Diophantus's Arithmetica


In this series of blog posts, I will be discussing some of my favorite topics in math, It mostly falls under the domains of mathematical logic and computability theory.

Diophantus of Alexandria

Diophantus was a Greek mathematician that flourished around 250 AD, he is most famous for his book “Arithmetica” in which he had compiled 130 algebraic problems among thirteen books where most of their solutions were positive integers, and that’s why mathematicians call such algebraic equations as “Diophantine Equations”.

It is said that he wrote his book “Arithmetica” as a distraction from his son’s death, and it turned out to be one of the most brilliant books that discussed algebra and he was amongst the first to use symbolic representations for real-life problems, he was also the first to use powers of more than 2 and 3 which had no physical meaning unlike the square and the cube, his solutions also never involved zeroes or negative numbers.

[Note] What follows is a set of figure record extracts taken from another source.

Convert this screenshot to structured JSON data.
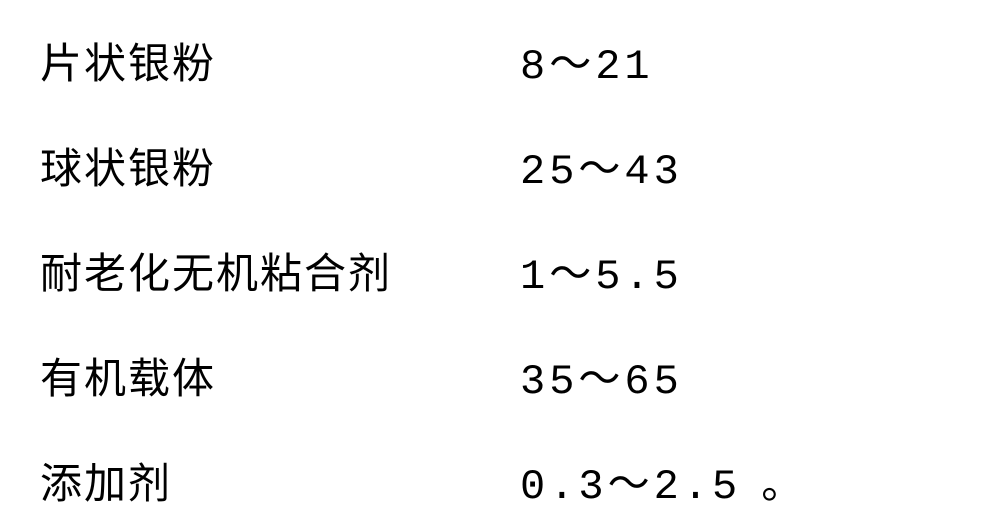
{
  "composition_table": {
    "type": "table",
    "background_color": "#ffffff",
    "text_color": "#000000",
    "font_family": "SimSun",
    "label_fontsize": 42,
    "value_fontsize": 42,
    "label_column_width": 480,
    "row_gap": 44,
    "rows": [
      {
        "label": "片状银粉",
        "value": "8～21"
      },
      {
        "label": "球状银粉",
        "value": "25～43"
      },
      {
        "label": "耐老化无机粘合剂",
        "value": "1～5.5"
      },
      {
        "label": "有机载体",
        "value": "35～65"
      },
      {
        "label": "添加剂",
        "value": "0.3～2.5"
      }
    ],
    "trailing_period": "。"
  }
}
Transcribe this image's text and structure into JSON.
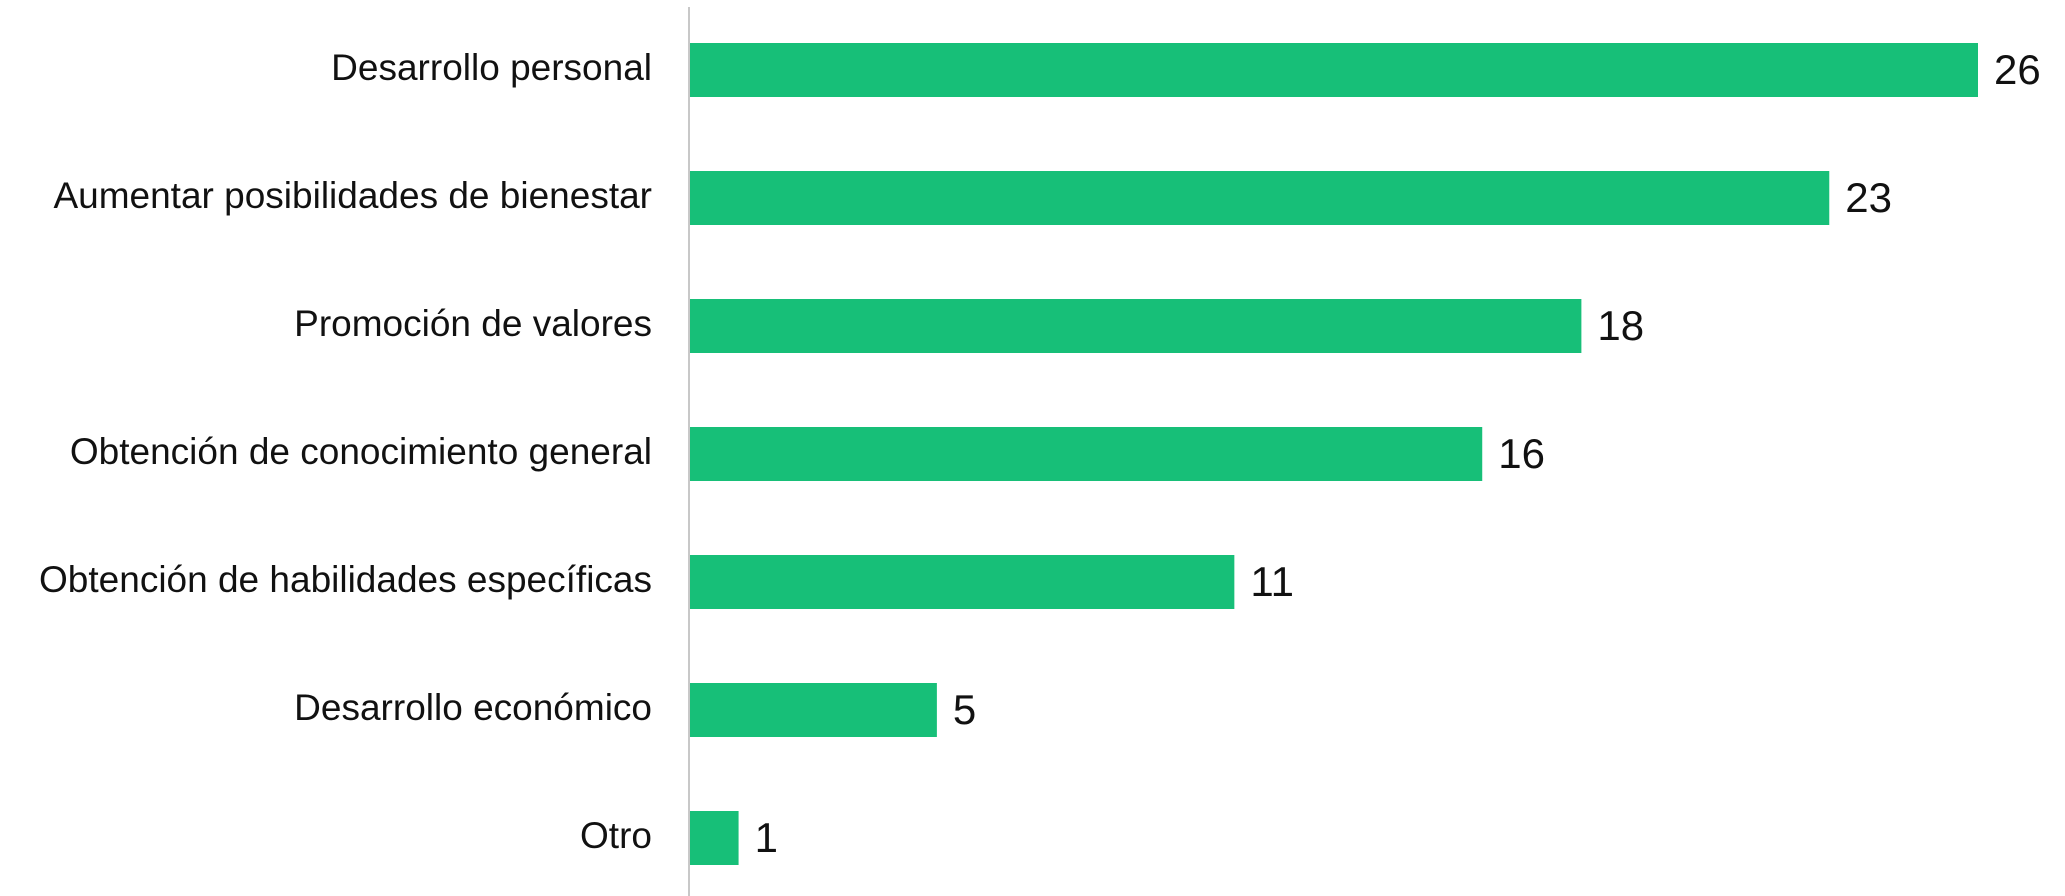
{
  "chart_data": {
    "type": "bar",
    "orientation": "horizontal",
    "categories": [
      "Desarrollo personal",
      "Aumentar posibilidades de bienestar",
      "Promoción de valores",
      "Obtención de conocimiento general",
      "Obtención de habilidades específicas",
      "Desarrollo económico",
      "Otro"
    ],
    "values": [
      26,
      23,
      18,
      16,
      11,
      5,
      1
    ],
    "color": "#17bf78"
  }
}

Diophantus had a brilliant way of solving problems involving multiple variables using only a single variable, he did it in such a way that he finds relations that represent the other variables in terms of the first variable.

A Diophantine Problem

For Example, In his first problem of the fourth book:

“Divide a given number into two cubes such that the sum of their sides is a given number”.

He then provides two numbers:

  • Given Number: 370
  • Sum of Sides: 10

Normal Approach

We can visualize the problem Geomterically as follows: two cubes X and Y Let’s solve it using second grade algebra!

The two sides ($x$ and $y$) add up to 10 and the sum of their cubes ($x^3$ and $y^3$) is 370.
$x + y = 10$
$x^3 + y^3 = 370$

$x = 10 - y$
$(10 - y)^3 + y^3 = 370$
$(1000 + 30y^2 - 300y - y^3) + y^3 = 370$
$30y^2 - 300y + 630 = 0$
$y^2 - 10y + 21 = 0$
$(y - 7)(y - 3) = 0$
y = 7, y = 3

I didn’t want to bother with a detailed explanation of the steps above (I hope all of those who are reading this know some basic algebra), here is how Diophantus solved such problems.

Diophantus’s Approach

He would first express the two variables $x$ and $y$ as two relations in terms of one variable so his $x$ will be $(5+x)$ and his $y$ will be $(5-x)$.
$(5 + x) + (5 - x) = 10$

These indeed satisfy the first equation and will yield 10 upon adding them together, and for the second equation, he describes it as follows:
$(5 + x)^3 + (5 - x)^3 = 370$

It will seem a bit odd and crazy at first, but once we start expanding these cubes, terms will start canceling out like crazy until we are left with:
$30x^2 + 250 = 370$

Which will yield:
$x^2 = 4$

Finally we arrive at the same solution:
$x = 2$
$(x + 5) = {\bf 7}$
$(x - 5) = {\bf 3}$

his problems may seem plain and simple at the first glance but they sometimes become very tough and hard to attack, a famous quote by the German mathematician Hermann Hankel regarding the diophantine problems, “Every question requires a quite special method, which often will not serve even for the most closely allied problems. It is on that account difficult for a modern mathematician even after studying 100 Diophantine solutions to solve the 101st problem”

Fermat’s Last Theorem

Pierre de Fermat was a famous 17th-century French mathematician, he had a copy of Diophantus’s Arithmetica and had filled its margins extensively with notes.
At one of the problems that involved a solution in the form of $x^2\ +\ b^2\ =\ c^2$, Fermat wrote:

“On the contrary, it is impossible to separate a cube into two cubes, a fourth power into two fourth powers, or generally any power above the second into two powers of the same degree. I have discovered a truly marvelous demonstration which this margin is too narrow to contain.”

This nonexistent proof became knows as “Fermat’s Last Theorem”, It was later solved by the British Number Theorist Andrew Wiles in 1993 after three and a half centuries, he then received the Abel Prize in 2016 for his solution.